The other side of it is, they say, "Well, women need clear answers." I think that's not true. I think the media needs clear answers. They like to have it very nice and simple so they can solve it. But we don't necessarily need clear answers. Women are perfectly capable of making decisions based on inadequate information. We do it all day every day. This is not a new phenomenon, and we can do it on our health, too. Just tell us that's what we're doing and we'll do it. We'd rather have adequate information, but if we don't-oh well. We can handle it.
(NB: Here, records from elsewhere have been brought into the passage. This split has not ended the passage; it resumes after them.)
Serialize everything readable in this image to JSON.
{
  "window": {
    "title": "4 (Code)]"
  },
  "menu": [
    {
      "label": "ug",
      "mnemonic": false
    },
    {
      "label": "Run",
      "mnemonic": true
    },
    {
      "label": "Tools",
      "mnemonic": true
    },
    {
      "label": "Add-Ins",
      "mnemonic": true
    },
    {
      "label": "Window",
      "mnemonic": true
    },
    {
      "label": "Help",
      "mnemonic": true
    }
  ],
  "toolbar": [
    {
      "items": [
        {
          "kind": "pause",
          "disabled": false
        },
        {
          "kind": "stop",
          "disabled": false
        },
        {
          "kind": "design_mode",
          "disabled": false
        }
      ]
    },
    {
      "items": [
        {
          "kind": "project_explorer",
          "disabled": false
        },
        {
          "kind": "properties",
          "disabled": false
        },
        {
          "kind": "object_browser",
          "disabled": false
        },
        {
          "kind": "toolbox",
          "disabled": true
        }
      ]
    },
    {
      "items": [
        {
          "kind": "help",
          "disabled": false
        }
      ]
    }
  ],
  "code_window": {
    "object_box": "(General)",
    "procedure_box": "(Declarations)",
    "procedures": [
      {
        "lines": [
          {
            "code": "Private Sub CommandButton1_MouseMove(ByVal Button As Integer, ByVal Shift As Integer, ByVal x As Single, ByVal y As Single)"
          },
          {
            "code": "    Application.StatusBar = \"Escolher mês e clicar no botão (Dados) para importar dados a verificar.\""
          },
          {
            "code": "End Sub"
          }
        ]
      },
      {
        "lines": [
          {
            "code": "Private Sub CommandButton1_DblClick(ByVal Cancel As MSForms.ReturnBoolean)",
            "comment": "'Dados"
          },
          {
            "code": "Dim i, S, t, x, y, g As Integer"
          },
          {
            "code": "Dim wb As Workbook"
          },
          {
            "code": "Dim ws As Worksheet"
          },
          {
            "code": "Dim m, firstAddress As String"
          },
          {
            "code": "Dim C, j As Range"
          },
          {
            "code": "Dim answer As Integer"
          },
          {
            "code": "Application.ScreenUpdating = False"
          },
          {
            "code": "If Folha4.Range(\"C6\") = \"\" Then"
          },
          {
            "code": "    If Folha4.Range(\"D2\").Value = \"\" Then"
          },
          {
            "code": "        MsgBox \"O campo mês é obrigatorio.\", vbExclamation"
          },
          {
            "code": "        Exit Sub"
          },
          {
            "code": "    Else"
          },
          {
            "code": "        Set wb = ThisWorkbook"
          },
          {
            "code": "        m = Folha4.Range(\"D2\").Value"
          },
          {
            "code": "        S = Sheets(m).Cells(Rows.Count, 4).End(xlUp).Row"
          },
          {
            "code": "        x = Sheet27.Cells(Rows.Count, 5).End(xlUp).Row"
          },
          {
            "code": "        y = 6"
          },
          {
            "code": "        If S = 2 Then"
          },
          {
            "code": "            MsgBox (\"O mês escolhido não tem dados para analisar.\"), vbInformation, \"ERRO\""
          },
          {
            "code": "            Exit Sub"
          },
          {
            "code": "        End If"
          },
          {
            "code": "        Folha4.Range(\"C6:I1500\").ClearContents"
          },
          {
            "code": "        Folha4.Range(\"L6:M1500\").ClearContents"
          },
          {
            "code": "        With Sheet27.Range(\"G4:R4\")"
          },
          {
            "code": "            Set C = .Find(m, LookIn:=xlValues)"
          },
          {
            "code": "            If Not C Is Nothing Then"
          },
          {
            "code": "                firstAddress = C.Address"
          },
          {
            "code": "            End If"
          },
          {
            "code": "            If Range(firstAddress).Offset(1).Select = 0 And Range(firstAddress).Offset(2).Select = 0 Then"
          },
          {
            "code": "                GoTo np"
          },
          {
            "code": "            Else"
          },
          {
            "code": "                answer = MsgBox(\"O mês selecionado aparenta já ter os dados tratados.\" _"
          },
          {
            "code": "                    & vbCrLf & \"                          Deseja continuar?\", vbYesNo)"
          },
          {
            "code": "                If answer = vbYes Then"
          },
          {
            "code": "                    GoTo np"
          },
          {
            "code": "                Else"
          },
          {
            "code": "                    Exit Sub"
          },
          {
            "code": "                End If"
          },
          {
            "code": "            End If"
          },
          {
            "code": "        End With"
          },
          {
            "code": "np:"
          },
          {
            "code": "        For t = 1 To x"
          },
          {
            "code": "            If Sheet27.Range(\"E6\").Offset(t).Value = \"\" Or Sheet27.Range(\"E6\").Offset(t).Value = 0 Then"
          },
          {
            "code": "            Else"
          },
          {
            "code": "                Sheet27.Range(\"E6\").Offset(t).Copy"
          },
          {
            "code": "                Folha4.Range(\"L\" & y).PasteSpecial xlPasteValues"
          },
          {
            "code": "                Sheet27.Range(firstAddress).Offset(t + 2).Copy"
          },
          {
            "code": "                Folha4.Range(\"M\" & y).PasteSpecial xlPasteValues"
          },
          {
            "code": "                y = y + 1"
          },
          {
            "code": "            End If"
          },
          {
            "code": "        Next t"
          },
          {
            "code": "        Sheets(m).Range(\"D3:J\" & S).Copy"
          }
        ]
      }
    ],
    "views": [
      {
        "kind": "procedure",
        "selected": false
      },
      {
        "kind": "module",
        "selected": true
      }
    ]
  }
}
So we need to ask for and demand the truth. We don't know the right answer about hormone replacement therapy. Well, that's OK. Some women will choose to do it, some won't, and meanwhile we should work like hell to get the answer. We don't have to pretend we have the answers when we don't. So when I say "telling the truth," that's what I'm talking about. If we had said at the time of silicone implants, "You know what? We don't know what the long-term consequences are going to be," some women would have tried it anyway. Other women wouldn't. But they wouldn't be so angry ten years later, because they would have realized that we didn't know. And it's the same thing with fertility drugs. If we say to women, "We don't know what the effects are," many women will do it anyway because they want to try to have a kid. That's fine. But at least they're going into it with their eyes open, and they realize that there may or may not be consequences.

I think we need to demand the truth in medicine, we need to demand evidence-based medicine, and we as consumers need to look critically at medicine, and not leave our critical eye back at the office or in school. Really, everything is up for questioning. And if we don't question it, and if we don't demand the truth, we won't get it. Thank you very much.

Dr. Susan Love, a surgeon, teacher, researcher, and activist, has founded breast care centers at Faulkner Hospital in Boston and at the University of California, Los Angeles. She is currently an adjunct professor of clinical surgery at UCLA. She has written two best-selling books, on breast cancer and hormone use in women. Northeastern awarded her an honorary doctorate of science in 1991. Her speech was cosponsored by Northeastern's Women's Studies Program.